Veinte iniciativas fueron seleccionadas en la convocatoria 2025 del instrumento administrado por el Servicio Nacional del Patrimonio Cultural, con proyectos orientados a investigación, educación patrimonial, memoria, identidad territorial, conservación, difusión e infraestructura cultural.
En una región marcada por la diversidad de sus memorias, oficios, territorios, comunidades y expresiones culturales, el Fondo del Patrimonio Cultural 2025 concretó un nuevo impulso para la protección, investigación y puesta en valor del patrimonio regional. En el Salón Biobío de la Delegación Presidencial Regional se realizó la suscripción de los convenios de transferencia y ejecución de los proyectos seleccionados en la Región del Biobío, instancia organizada por la Dirección Regional del Servicio Nacional del Patrimonio Cultural.
En esta convocatoria, el Biobío alcanzó 20 iniciativas adjudicadas, con una inversión total de $357.645.228, cifra que representa un aumento significativo respecto de los $109.028.000 asignados en la convocatoria 2024. Los proyectos seleccionados reflejan la amplitud del patrimonio regional, abordando líneas vinculadas a memoria, identidad territorial, educación patrimonial, investigación, difusión, valoración, conservación e infraestructura.
La seremi de las Culturas, las Artes y el Patrimonio del Biobío, Carolina Tapia, destacó que este resultado confirma el valor que las comunidades otorgan a sus historias locales y a las expresiones que dan sentido a la vida en los territorios. “El patrimonio no es una idea lejana ni estática; está presente en las prácticas comunitarias, en los oficios, en la memoria de los barrios, en las organizaciones sociales, en la creación artística y en los lugares que las comunidades reconocen como parte de su identidad. Por eso, estos recursos son una señal concreta de descentralización y de confianza en quienes trabajan desde el territorio por cuidar, transmitir y proyectar nuestra memoria regional”, señaló.
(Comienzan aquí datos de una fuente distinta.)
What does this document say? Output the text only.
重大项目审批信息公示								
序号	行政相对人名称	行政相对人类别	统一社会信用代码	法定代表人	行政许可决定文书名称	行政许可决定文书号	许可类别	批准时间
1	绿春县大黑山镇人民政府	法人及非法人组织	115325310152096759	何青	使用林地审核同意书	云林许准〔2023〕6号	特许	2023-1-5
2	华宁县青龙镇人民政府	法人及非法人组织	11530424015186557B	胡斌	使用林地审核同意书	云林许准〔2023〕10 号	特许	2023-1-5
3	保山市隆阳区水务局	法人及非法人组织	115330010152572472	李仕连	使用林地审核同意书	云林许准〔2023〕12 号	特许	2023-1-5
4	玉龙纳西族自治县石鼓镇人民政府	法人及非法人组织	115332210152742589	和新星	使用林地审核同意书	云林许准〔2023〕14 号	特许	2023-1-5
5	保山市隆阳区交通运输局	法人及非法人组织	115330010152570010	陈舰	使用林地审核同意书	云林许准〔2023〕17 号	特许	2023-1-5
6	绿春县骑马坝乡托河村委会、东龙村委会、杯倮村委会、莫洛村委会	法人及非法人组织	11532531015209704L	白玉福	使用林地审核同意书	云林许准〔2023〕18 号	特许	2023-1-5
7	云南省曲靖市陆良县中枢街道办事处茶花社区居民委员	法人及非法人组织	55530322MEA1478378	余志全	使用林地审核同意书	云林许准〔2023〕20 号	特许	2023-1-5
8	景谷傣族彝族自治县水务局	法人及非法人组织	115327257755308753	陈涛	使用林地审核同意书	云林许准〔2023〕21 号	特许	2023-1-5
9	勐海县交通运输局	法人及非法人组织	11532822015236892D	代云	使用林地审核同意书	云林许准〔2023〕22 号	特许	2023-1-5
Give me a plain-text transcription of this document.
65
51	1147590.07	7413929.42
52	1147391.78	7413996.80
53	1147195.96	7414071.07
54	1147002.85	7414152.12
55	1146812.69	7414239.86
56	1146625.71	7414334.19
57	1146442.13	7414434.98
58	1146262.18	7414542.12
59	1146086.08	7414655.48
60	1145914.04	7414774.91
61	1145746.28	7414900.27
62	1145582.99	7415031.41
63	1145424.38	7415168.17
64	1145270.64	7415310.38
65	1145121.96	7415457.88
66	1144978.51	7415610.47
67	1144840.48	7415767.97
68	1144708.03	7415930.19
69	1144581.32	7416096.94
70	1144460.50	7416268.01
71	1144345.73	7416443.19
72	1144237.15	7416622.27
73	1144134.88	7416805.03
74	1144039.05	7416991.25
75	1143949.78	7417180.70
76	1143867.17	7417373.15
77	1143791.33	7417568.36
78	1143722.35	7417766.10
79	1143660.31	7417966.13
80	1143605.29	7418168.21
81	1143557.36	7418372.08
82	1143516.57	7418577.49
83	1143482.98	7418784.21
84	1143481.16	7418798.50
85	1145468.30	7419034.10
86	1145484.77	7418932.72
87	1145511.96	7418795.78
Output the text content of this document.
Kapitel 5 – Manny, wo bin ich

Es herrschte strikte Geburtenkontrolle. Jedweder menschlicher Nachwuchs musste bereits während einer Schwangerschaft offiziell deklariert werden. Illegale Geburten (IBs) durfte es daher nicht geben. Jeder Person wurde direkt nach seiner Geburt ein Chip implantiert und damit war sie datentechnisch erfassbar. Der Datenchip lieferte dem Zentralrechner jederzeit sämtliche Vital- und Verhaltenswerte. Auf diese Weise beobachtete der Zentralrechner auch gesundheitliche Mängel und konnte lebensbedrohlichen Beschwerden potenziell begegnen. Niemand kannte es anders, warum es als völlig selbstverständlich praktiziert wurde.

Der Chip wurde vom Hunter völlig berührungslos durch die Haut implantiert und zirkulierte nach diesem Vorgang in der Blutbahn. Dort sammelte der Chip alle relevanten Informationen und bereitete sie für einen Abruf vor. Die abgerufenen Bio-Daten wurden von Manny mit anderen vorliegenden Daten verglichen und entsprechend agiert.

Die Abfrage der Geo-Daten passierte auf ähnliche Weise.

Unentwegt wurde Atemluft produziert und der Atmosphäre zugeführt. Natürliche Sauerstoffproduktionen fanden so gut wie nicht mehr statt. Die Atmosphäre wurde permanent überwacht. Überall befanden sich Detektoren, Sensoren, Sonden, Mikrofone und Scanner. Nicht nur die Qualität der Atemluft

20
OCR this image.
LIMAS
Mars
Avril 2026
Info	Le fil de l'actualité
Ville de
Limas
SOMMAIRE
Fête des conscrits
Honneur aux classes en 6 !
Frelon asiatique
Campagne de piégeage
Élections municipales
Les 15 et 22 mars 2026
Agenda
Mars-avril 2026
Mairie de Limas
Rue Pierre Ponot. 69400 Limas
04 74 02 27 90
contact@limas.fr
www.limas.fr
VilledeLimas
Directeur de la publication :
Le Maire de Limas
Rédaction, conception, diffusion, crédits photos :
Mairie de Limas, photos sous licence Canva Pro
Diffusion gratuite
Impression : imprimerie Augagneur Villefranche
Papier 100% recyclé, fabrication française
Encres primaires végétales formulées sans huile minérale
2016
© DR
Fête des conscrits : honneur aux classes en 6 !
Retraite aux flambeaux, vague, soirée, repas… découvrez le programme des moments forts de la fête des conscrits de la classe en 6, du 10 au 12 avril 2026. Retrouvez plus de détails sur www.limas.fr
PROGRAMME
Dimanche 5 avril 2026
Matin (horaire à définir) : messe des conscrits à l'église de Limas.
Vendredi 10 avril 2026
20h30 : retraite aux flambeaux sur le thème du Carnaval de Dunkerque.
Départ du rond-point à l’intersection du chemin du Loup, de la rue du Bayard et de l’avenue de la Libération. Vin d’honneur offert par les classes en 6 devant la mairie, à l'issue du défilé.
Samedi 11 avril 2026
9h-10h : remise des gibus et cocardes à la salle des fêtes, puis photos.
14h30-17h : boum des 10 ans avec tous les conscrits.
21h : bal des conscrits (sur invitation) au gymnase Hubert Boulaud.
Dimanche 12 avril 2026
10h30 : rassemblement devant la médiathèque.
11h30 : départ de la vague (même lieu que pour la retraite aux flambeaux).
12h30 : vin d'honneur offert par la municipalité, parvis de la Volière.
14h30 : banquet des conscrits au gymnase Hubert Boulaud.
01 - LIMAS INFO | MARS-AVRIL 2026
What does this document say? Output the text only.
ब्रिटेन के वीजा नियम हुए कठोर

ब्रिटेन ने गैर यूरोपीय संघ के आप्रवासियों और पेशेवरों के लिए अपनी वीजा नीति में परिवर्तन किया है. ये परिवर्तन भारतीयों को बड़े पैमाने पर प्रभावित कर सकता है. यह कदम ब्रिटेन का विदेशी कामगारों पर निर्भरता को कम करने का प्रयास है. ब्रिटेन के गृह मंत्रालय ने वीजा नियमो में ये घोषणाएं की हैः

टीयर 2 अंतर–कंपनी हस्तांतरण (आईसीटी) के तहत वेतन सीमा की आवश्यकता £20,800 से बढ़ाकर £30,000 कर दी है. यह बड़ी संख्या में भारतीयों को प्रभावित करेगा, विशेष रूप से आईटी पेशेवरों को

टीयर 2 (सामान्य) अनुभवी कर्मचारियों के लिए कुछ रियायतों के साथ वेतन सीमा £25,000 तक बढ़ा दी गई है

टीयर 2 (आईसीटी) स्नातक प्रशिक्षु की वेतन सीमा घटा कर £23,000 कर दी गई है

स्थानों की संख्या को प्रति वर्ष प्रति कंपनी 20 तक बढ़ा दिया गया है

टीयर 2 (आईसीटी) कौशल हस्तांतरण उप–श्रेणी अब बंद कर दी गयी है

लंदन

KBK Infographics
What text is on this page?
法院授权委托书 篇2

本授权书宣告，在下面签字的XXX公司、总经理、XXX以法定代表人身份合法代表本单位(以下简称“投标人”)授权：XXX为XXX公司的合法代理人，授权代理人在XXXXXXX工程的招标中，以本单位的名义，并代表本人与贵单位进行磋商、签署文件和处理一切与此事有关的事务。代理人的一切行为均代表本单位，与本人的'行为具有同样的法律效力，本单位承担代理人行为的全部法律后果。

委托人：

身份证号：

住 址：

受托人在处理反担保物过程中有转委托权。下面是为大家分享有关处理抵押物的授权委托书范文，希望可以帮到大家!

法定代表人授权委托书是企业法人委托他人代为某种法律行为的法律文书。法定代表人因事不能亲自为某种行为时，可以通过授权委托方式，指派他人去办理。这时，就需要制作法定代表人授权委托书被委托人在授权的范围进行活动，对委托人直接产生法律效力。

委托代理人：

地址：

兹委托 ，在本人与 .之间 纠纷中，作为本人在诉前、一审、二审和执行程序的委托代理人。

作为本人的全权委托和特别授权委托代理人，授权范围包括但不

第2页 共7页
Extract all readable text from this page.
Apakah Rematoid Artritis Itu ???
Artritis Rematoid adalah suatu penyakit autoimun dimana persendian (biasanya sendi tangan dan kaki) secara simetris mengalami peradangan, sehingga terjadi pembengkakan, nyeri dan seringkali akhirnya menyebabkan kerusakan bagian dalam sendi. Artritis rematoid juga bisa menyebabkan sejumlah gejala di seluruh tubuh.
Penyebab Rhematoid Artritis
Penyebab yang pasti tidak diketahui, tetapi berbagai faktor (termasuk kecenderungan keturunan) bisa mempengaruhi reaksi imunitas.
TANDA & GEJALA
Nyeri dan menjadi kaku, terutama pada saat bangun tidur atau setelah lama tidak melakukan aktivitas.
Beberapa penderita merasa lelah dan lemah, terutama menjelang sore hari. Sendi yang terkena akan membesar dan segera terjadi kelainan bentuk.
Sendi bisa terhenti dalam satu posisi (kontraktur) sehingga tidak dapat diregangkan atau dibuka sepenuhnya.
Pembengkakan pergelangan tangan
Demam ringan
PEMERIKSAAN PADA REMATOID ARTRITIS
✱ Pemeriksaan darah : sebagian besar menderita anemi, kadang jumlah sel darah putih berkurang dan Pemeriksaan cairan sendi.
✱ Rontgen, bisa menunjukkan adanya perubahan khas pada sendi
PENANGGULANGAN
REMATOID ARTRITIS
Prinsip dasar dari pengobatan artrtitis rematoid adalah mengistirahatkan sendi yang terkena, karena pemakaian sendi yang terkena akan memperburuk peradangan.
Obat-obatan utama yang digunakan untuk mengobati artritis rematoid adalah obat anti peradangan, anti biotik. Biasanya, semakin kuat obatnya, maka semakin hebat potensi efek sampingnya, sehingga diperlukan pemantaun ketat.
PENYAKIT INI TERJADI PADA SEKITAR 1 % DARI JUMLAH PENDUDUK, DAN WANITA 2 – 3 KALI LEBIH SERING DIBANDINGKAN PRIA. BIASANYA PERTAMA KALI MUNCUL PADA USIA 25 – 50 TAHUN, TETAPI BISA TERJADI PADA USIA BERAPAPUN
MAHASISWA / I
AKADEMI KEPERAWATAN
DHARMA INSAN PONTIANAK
Entre las organizaciones y personas beneficiarias se encuentran fundaciones, juntas de vecinos, municipios, colectivos culturales, corporaciones, productoras audiovisuales, investigadoras, creadoras y agentes patrimoniales. Esta diversidad permite que el fondo llegue a distintos ámbitos de acción, desde iniciativas comunitarias y educativas hasta proyectos de investigación, registro, rescate, difusión y puesta en valor del patrimonio cultural material e inmaterial.
El director regional del Servicio Nacional del Patrimonio Cultural, Alejandro Astete, relevó el carácter público y territorial de esta herramienta de financiamiento. “El Fondo del Patrimonio Cultural permite transformar diagnósticos y necesidades patrimoniales en proyectos concretos. En el Biobío vemos iniciativas que nacen desde las propias comunidades, desde equipos técnicos, organizaciones sociales y agentes culturales que conocen sus territorios y que tienen un compromiso profundo con su resguardo. Nuestro desafío como Servicio es acompañar estos procesos para que la ejecución de cada proyecto tenga impacto, pertinencia y continuidad”, afirmó.
A nivel nacional, la convocatoria 2025 del Fondo del Patrimonio Cultural financiará 250 proyectos, consolidándose como una de las versiones más significativas desde la creación de este instrumento. En ese escenario, el Biobío se ubicó entre las regiones con mayor cantidad de iniciativas seleccionadas, lo que da cuenta de un ecosistema patrimonial activo, con capacidades instaladas y con una creciente articulación entre comunidades, instituciones públicas, organizaciones culturales y agentes locales.
Durante la jornada se reconoció a las y los responsables de los proyectos adjudicados y se desarrolló una presentación sobre los convenios, sus etapas de ejecución y los principales antecedentes administrativos. La actividad contó con la participación de beneficiarios y beneficiarias, equipos profesionales del Serpat Biobío y representantes de la Secretaría Regional Ministerial de las Culturas, las Artes y el Patrimonio.
El Fondo del Patrimonio Cultural financia proyectos, programas, actividades y medidas destinadas a la identificación, registro, investigación, difusión, valoración, protección, rescate, preservación, conservación, adquisición y salvaguardia del patrimonio cultural, en sus diversas modalidades y manifestaciones, incluyendo el patrimonio de los pueblos indígenas y las acciones de educación patrimonial.
Con esta nueva adjudicación, la región del Biobío fortalece una agenda patrimonial que reconoce el valor de sus territorios urbanos, rurales, costeros, industriales, comunitarios y culturales, proyectando el patrimonio como una herramienta de memoria, participación, desarrollo local y cohesión social.